What I do not want is distressed-satin hipster pedal-pushers with gathered or ruched turn-ups. I do not want shiny PVC plus-fours -- at least, not for work. I do not particularly want my trousers pre-faded: the washing machine does that for me quite nicely, thank you. I do not want my trousers ripped, frayed, coming apart at the seams, with unfinished edges: time and wear will deal with all of that. I do not want the trousers to be made of four different types of material, all of which will inevitably shrink at slightly different rates. I do not want every seam to be embellished with smocking, studs, patches, gauze, ribbons, buttons, press-studs, chains, strings, D-rings, and all manner of other trailing bits and bobs; and above all I do not want the word "angel" emblazoned in rhinestones across my goddamned ARSE.
In the end, I resorted to charity-shop sifting again, and eventually bought two skirts: one straight-sided, charcoal grey, almost-fleecy mostly-cotton Pepe Jeans skirt (£6); and one slightly more full and flowing Laura Ashley skirt, in soft black synthetic material (£5).
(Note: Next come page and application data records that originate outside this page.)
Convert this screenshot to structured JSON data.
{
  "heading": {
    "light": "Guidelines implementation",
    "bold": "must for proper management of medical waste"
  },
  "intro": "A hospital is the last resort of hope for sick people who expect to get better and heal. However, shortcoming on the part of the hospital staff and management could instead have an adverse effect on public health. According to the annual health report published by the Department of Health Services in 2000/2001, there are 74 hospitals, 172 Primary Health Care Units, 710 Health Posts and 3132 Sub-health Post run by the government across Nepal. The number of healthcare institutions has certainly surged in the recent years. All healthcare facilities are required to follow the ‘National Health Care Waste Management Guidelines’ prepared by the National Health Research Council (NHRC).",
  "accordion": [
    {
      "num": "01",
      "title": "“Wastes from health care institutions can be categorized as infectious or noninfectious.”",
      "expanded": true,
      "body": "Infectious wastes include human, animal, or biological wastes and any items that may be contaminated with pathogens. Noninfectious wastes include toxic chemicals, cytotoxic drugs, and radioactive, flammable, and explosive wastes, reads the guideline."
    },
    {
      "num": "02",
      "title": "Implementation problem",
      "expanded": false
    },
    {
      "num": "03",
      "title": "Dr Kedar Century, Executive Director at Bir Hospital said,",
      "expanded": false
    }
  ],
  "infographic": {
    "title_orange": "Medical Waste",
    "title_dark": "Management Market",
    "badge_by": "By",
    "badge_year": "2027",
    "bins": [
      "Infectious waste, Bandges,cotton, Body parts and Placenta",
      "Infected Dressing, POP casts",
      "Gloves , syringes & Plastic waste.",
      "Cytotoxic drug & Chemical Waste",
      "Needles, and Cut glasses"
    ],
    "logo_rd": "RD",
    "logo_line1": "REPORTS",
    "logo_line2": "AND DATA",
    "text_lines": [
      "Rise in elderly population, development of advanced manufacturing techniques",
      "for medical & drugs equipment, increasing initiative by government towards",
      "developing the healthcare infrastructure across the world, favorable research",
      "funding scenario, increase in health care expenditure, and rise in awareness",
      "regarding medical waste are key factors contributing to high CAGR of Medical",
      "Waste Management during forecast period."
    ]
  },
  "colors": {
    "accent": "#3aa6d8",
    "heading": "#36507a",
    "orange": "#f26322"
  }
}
Both fulfil all my criteria of sensibleness, leg-covering, and washability (though whether I can cycle in them remains to be seen). The only point where they fall down is the regrettable absence of pockets; but having moved from trousers to skirts, perhaps the next logical step is (whisper it!) a handbag. That should be easy enough, though: I just want something black and sensible...
no subject
Date: 2004-01-06 02:37 am (UTC)Er. Confused now.
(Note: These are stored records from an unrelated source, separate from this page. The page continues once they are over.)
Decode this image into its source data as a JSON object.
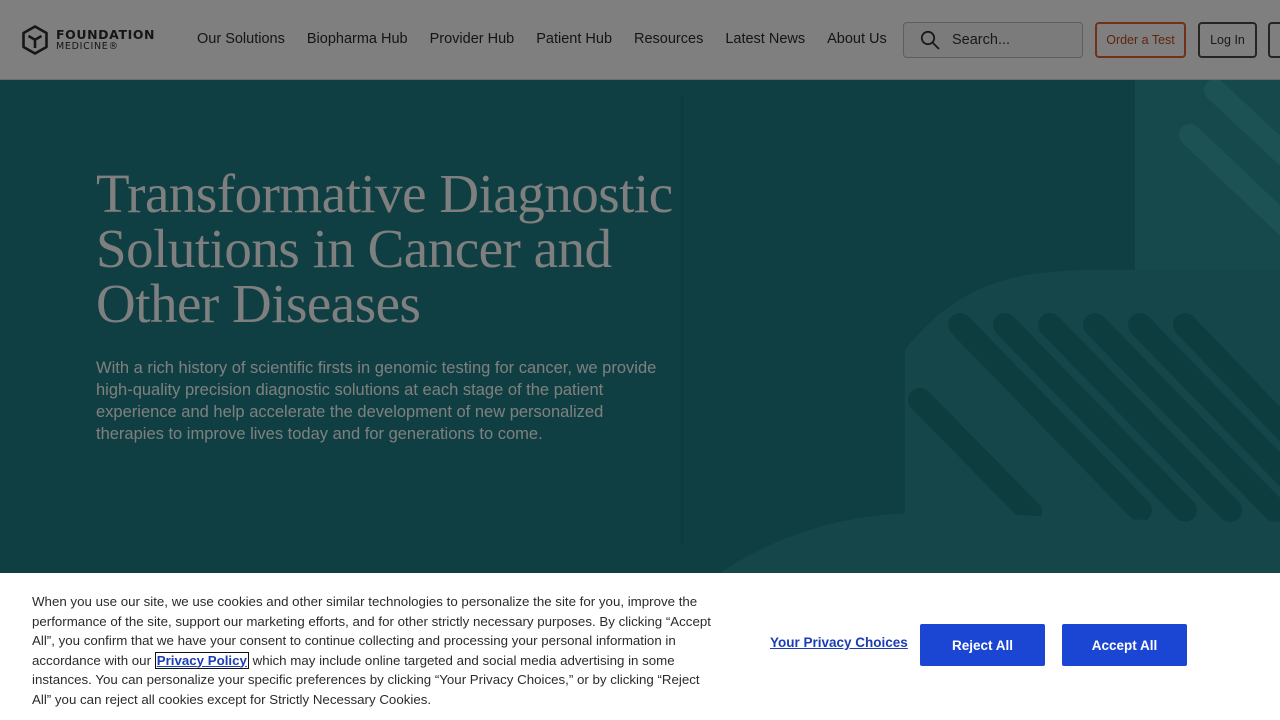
{
  "header": {
    "logo": {
      "line1": "FOUNDATION",
      "line2": "MEDICINE®"
    },
    "nav": [
      "Our Solutions",
      "Biopharma Hub",
      "Provider Hub",
      "Patient Hub",
      "Resources",
      "Latest News",
      "About Us"
    ],
    "search": {
      "placeholder": "Search..."
    },
    "order_label": "Order a Test",
    "login_label": "Log In"
  },
  "hero": {
    "title": "Transformative Diagnostic Solutions in Cancer and Other Diseases",
    "description": "With a rich history of scientific firsts in genomic testing for cancer, we provide high-quality precision diagnostic solutions at each stage of the patient experience and help accelerate the development of new personalized therapies to improve lives today and for generations to come."
  },
  "cookie_banner": {
    "text_before": "When you use our site, we use cookies and other similar technologies to personalize the site for you, improve the performance of the site, support our marketing efforts, and for other strictly necessary purposes. By clicking “Accept All”, you confirm that we have your consent to continue collecting and processing your personal information in accordance with our ",
    "privacy_link": "Privacy Policy",
    "text_after": " which may include online targeted and social media advertising in some instances. You can personalize your specific preferences by clicking “Your Privacy Choices,” or by clicking “Reject All” you can reject all cookies except for Strictly Necessary Cookies.",
    "choices_label": "Your Privacy Choices",
    "reject_label": "Reject All",
    "accept_label": "Accept All"
  },
  "colors": {
    "hero_bg": "#1e7f85",
    "accent_orange": "#e8602c",
    "primary_blue": "#1a46d3"
  },
  "icons": {
    "logo": "hexagon-cube-logo-icon",
    "search": "search-icon"
  }
}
I find that women's jeans gape at the waist, if they fit the hips, whereas men's trousers of any sort allow for a waist-hip difference. [my emphasis]
Isn't that the opposite? I'm really confused now. But she says men's trousers allow for the waist-hip difference, and I say that men's trousers don't seem to fit me on both the waist and the hips at once. Isn't that two different things?
Though having said that, men's trousers are generally designed to take a belt, so it's easier to draw them tighter around the waist.
it's supposed to be healthier (for some reason) if you put your weight on your bum instead of your belly
Personally I'd be very sceptical of that "supposed to be healthier" without hearing a good reason for it.
no subject
Date: 2004-01-06 03:09 am (UTC)http://www.weight-loss-i.com/body-shape.htm is the only place I've found that mentions any specific studies on body fat distribution, although it doesn't provide proper citations. Apparently storing fat in the abdomen rather than the hips correlates with a greater risk of diabetes, heart disease, high blood pressure and strokes. And I certainly have a moderately high blood pressure.
It seems many places recommend a waist:hip ratio of 0.8 or less in women (0.95 or less in men). And I'm currently at 0.84.